The Environmental Virtual Observatory: A user-driven cloud-implementation of environmental models and data for all — data (often real-time) combined with models (with user-settable parameters) for both local and global environmental data. Initial focus on hydrology and soil since models are more local and much easier to compute.

A Case Study in The Data Science Approach – Finding the Best Beer in Oxford — defined a data scientist as a combination of data analyst, software developer, and story teller. He scrapped ratebeer.com and other sites to collect descriptions of beers and pubs. Extracted frequency of unusual words in order to find the pub that sells beers that best matches his own tastes.

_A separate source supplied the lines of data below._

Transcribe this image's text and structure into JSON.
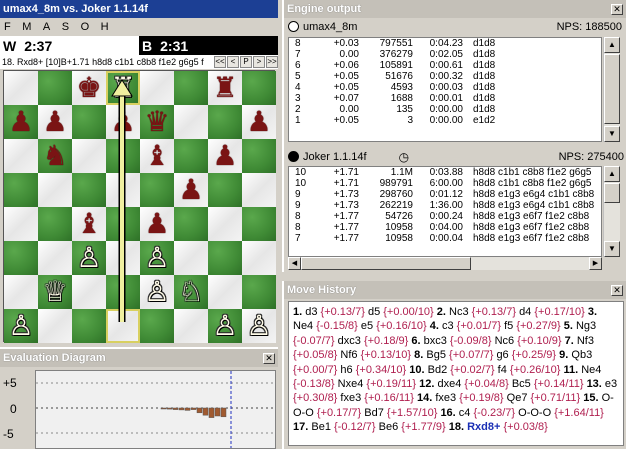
{
  "window": {
    "title": "umax4_8m vs. Joker 1.1.14f"
  },
  "menu": [
    "F",
    "M",
    "A",
    "S",
    "O",
    "H"
  ],
  "clocks": {
    "white_label": "W",
    "white_time": "2:37",
    "black_label": "B",
    "black_time": "2:31"
  },
  "pv_bar": {
    "text": "18. Rxd8+ [10]B+1.71 h8d8 c1b1 c8b8 f1e2 g6g5 f",
    "nav": [
      "<<",
      "<",
      "P",
      ">",
      ">>"
    ]
  },
  "board": {
    "ranks": [
      [
        "",
        "",
        "bK",
        "wR",
        "",
        "",
        "bR",
        ""
      ],
      [
        "bP",
        "bP",
        "",
        "bP",
        "bQ",
        "",
        "",
        "bP"
      ],
      [
        "",
        "bN",
        "",
        "",
        "bB",
        "",
        "bP",
        ""
      ],
      [
        "",
        "",
        "",
        "",
        "",
        "bP",
        "",
        ""
      ],
      [
        "",
        "",
        "bB",
        "",
        "bP",
        "",
        "",
        ""
      ],
      [
        "",
        "",
        "wP",
        "",
        "wP",
        "",
        "",
        ""
      ],
      [
        "",
        "wQ",
        "",
        "",
        "wP",
        "wN",
        "",
        ""
      ],
      [
        "wP",
        "",
        "",
        "",
        "",
        "",
        "wP",
        "wP"
      ]
    ],
    "bottom_rank": [
      "",
      "",
      "wK",
      "",
      "wB",
      "wB",
      "",
      "wR"
    ],
    "last_move": "Rxd8+",
    "colors": {
      "light": "#f4f4f4",
      "dark": "#3f8a35",
      "black_piece": "#7a1414"
    }
  },
  "engine_output": {
    "title": "Engine output",
    "engine1": {
      "name": "umax4_8m",
      "nps": "NPS: 188500",
      "rows": [
        [
          "8",
          "+0.03",
          "797551",
          "0:04.23",
          "d1d8"
        ],
        [
          "7",
          "0.00",
          "376279",
          "0:02.05",
          "d1d8"
        ],
        [
          "6",
          "+0.06",
          "105891",
          "0:00.61",
          "d1d8"
        ],
        [
          "5",
          "+0.05",
          "51676",
          "0:00.32",
          "d1d8"
        ],
        [
          "4",
          "+0.05",
          "4593",
          "0:00.03",
          "d1d8"
        ],
        [
          "3",
          "+0.07",
          "1688",
          "0:00.01",
          "d1d8"
        ],
        [
          "2",
          "0.00",
          "135",
          "0:00.00",
          "d1d8"
        ],
        [
          "1",
          "+0.05",
          "3",
          "0:00.00",
          "e1d2"
        ]
      ]
    },
    "engine2": {
      "name": "Joker 1.1.14f",
      "nps": "NPS: 275400",
      "rows": [
        [
          "10",
          "+1.71",
          "1.1M",
          "0:03.88",
          "h8d8 c1b1 c8b8 f1e2 g6g5"
        ],
        [
          "10",
          "+1.71",
          "989791",
          "6:00.00",
          "h8d8 c1b1 c8b8 f1e2 g6g5"
        ],
        [
          "9",
          "+1.73",
          "298760",
          "0:01.12",
          "h8d8 e1g3 e6g4 c1b1 c8b8"
        ],
        [
          "9",
          "+1.73",
          "262219",
          "1:36.00",
          "h8d8 e1g3 e6g4 c1b1 c8b8"
        ],
        [
          "8",
          "+1.77",
          "54726",
          "0:00.24",
          "h8d8 e1g3 e6f7 f1e2 c8b8"
        ],
        [
          "8",
          "+1.77",
          "10958",
          "0:04.00",
          "h8d8 e1g3 e6f7 f1e2 c8b8"
        ],
        [
          "7",
          "+1.77",
          "10958",
          "0:00.04",
          "h8d8 e1g3 e6f7 f1e2 c8b8"
        ]
      ]
    }
  },
  "eval_diagram": {
    "title": "Evaluation Diagram",
    "labels": [
      "+5",
      "0",
      "-5"
    ],
    "bars": [
      -0.05,
      -0.07,
      -0.1,
      -0.12,
      -0.15,
      -0.1,
      -0.3,
      -0.45,
      -0.6,
      -0.5,
      -0.55
    ],
    "bar_color": "#a05a30"
  },
  "move_history": {
    "title": "Move History",
    "moves": [
      {
        "n": "1.",
        "w": "d3",
        "we": "{+0.13/7}",
        "b": "d5",
        "be": "{+0.00/10}"
      },
      {
        "n": "2.",
        "w": "Nc3",
        "we": "{+0.13/7}",
        "b": "d4",
        "be": "{+0.17/10}"
      },
      {
        "n": "3.",
        "w": "Ne4",
        "we": "{-0.15/8}",
        "b": "e5",
        "be": "{+0.16/10}"
      },
      {
        "n": "4.",
        "w": "c3",
        "we": "{+0.01/7}",
        "b": "f5",
        "be": "{+0.27/9}"
      },
      {
        "n": "5.",
        "w": "Ng3",
        "we": "{-0.07/7}",
        "b": "dxc3",
        "be": "{+0.18/9}"
      },
      {
        "n": "6.",
        "w": "bxc3",
        "we": "{-0.09/8}",
        "b": "Nc6",
        "be": "{+0.10/9}"
      },
      {
        "n": "7.",
        "w": "Nf3",
        "we": "{+0.05/8}",
        "b": "Nf6",
        "be": "{+0.13/10}"
      },
      {
        "n": "8.",
        "w": "Bg5",
        "we": "{+0.07/7}",
        "b": "g6",
        "be": "{+0.25/9}"
      },
      {
        "n": "9.",
        "w": "Qb3",
        "we": "{+0.00/7}",
        "b": "h6",
        "be": "{+0.34/10}"
      },
      {
        "n": "10.",
        "w": "Bd2",
        "we": "{+0.02/7}",
        "b": "f4",
        "be": "{+0.26/10}"
      },
      {
        "n": "11.",
        "w": "Ne4",
        "we": "{-0.13/8}",
        "b": "Nxe4",
        "be": "{+0.19/11}"
      },
      {
        "n": "12.",
        "w": "dxe4",
        "we": "{+0.04/8}",
        "b": "Bc5",
        "be": "{+0.14/11}"
      },
      {
        "n": "13.",
        "w": "e3",
        "we": "{+0.30/8}",
        "b": "fxe3",
        "be": "{+0.16/11}"
      },
      {
        "n": "14.",
        "w": "fxe3",
        "we": "{+0.19/8}",
        "b": "Qe7",
        "be": "{+0.71/11}"
      },
      {
        "n": "15.",
        "w": "O-O-O",
        "we": "{+0.17/7}",
        "b": "Bd7",
        "be": "{+1.57/10}"
      },
      {
        "n": "16.",
        "w": "c4",
        "we": "{-0.23/7}",
        "b": "O-O-O",
        "be": "{+1.64/11}"
      },
      {
        "n": "17.",
        "w": "Be1",
        "we": "{-0.12/7}",
        "b": "Be6",
        "be": "{+1.77/9}"
      },
      {
        "n": "18.",
        "w": "Rxd8+",
        "we": "{+0.03/8}",
        "b": "",
        "be": ""
      }
    ]
  }
}
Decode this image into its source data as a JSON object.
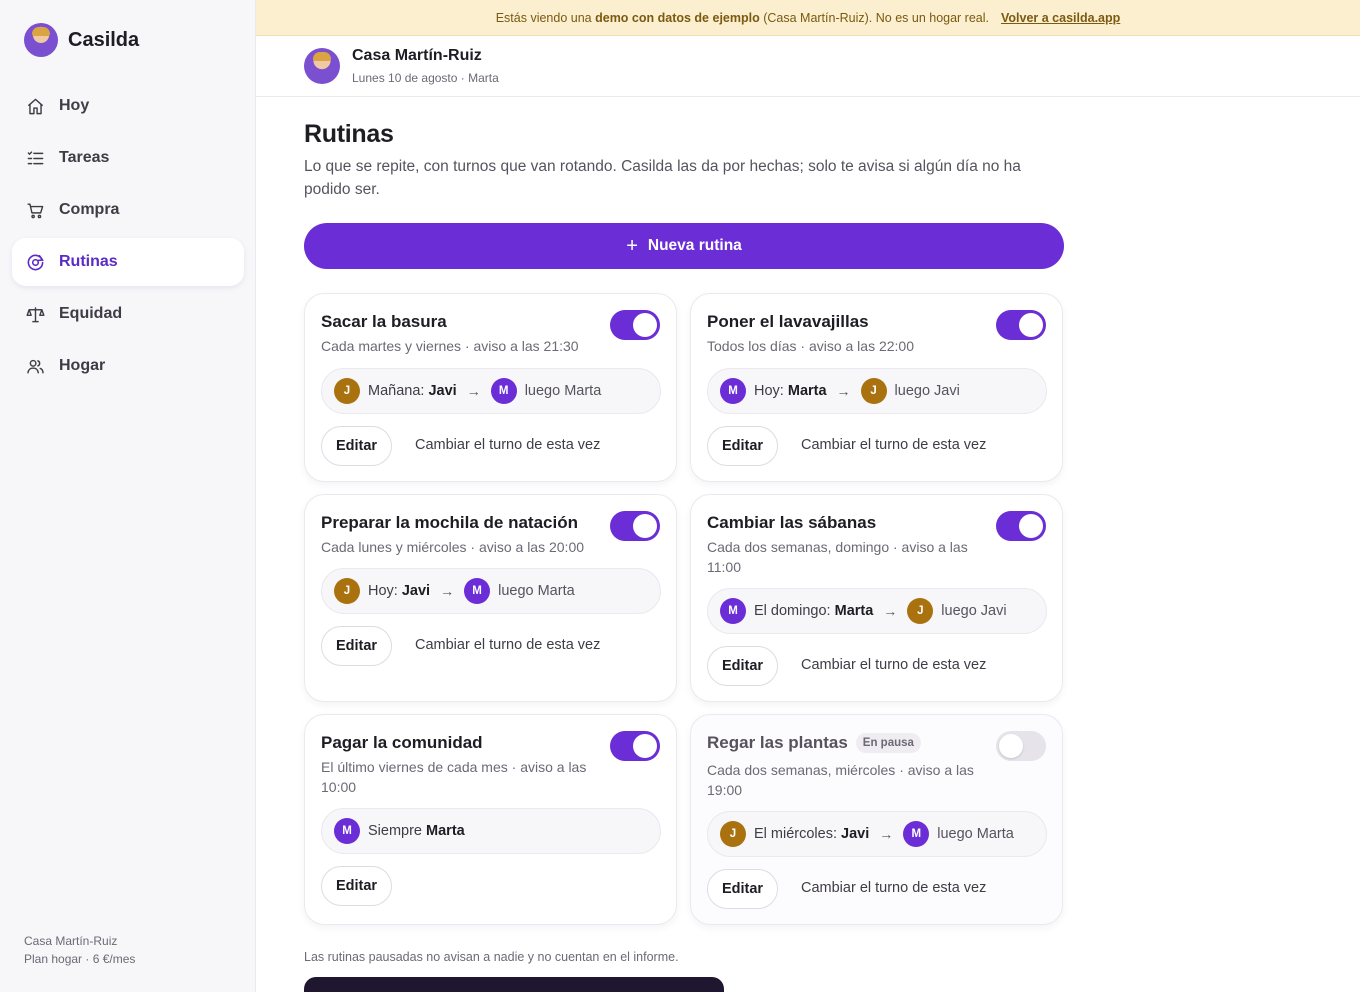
{
  "sidebar": {
    "brand": "Casilda",
    "items": [
      {
        "label": "Hoy",
        "icon": "home-icon"
      },
      {
        "label": "Tareas",
        "icon": "list-icon"
      },
      {
        "label": "Compra",
        "icon": "cart-icon"
      },
      {
        "label": "Rutinas",
        "icon": "routine-icon",
        "active": true
      },
      {
        "label": "Equidad",
        "icon": "scale-icon"
      },
      {
        "label": "Hogar",
        "icon": "people-icon"
      }
    ],
    "footer_household": "Casa Martín-Ruiz",
    "footer_plan": "Plan hogar · 6 €/mes"
  },
  "banner": {
    "prefix": "Estás viendo una",
    "bold": "demo con datos de ejemplo",
    "suffix": "(Casa Martín-Ruiz). No es un hogar real.",
    "link": "Volver a casilda.app"
  },
  "header": {
    "title": "Casa Martín-Ruiz",
    "subtitle": "Lunes 10 de agosto · Marta"
  },
  "main": {
    "title": "Rutinas",
    "description": "Lo que se repite, con turnos que van rotando. Casilda las da por hechas; solo te avisa si algún día no ha podido ser.",
    "new_button": "Nueva rutina",
    "edit_label": "Editar",
    "swap_label": "Cambiar el turno de esta vez",
    "footnote": "Las rutinas pausadas no avisan a nadie y no cuentan en el informe."
  },
  "routines": [
    {
      "title": "Sacar la basura",
      "schedule": "Cada martes y viernes · aviso a las 21:30",
      "enabled": true,
      "now_initial": "J",
      "now_label": "Mañana:",
      "now_name": "Javi",
      "next_initial": "M",
      "next_label": "luego Marta"
    },
    {
      "title": "Poner el lavavajillas",
      "schedule": "Todos los días · aviso a las 22:00",
      "enabled": true,
      "now_initial": "M",
      "now_label": "Hoy:",
      "now_name": "Marta",
      "next_initial": "J",
      "next_label": "luego Javi"
    },
    {
      "title": "Preparar la mochila de natación",
      "schedule": "Cada lunes y miércoles · aviso a las 20:00",
      "enabled": true,
      "now_initial": "J",
      "now_label": "Hoy:",
      "now_name": "Javi",
      "next_initial": "M",
      "next_label": "luego Marta"
    },
    {
      "title": "Cambiar las sábanas",
      "schedule": "Cada dos semanas, domingo · aviso a las 11:00",
      "enabled": true,
      "now_initial": "M",
      "now_label": "El domingo:",
      "now_name": "Marta",
      "next_initial": "J",
      "next_label": "luego Javi"
    },
    {
      "title": "Pagar la comunidad",
      "schedule": "El último viernes de cada mes · aviso a las 10:00",
      "enabled": true,
      "now_initial": "M",
      "now_label": "Siempre",
      "now_name": "Marta"
    },
    {
      "title": "Regar las plantas",
      "paused_badge": "En pausa",
      "schedule": "Cada dos semanas, miércoles · aviso a las 19:00",
      "enabled": false,
      "now_initial": "J",
      "now_label": "El miércoles:",
      "now_name": "Javi",
      "next_initial": "M",
      "next_label": "luego Marta"
    }
  ]
}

Mining and Mapping the Research Landscape — Very similar to the above but instead of beer it was matching reviewers with submitted papers or matching papers with researchers doing similar work.

Will the real data scientist please stand up? — About the Open Data Institute that helps startups, offers training and certifies sites.

Data science on the cloud — About what Microsoft (and Microsoft Research) are doing with the cloud. Azure seems like a pretty good service and they are eager to support and showcase research by academics and their data and analyses.

The Behaviour Composer: A web-based tool for authoring, exploring, and sharing agent-based models and behaviours — Ken Kahn’s talk.

The final Research Technologist Panel was about the  different roles for support and collaboration by software developers with research projects. The UCL Research Software Development team was particularly interesting. In addition to funded projects they take on one project every three months (UCL researchers propose projects and one is awarded support). They claim (plausibly) that the resulting code is much more professional (correct, robust, documented, readable)  than is the norm for university research projects.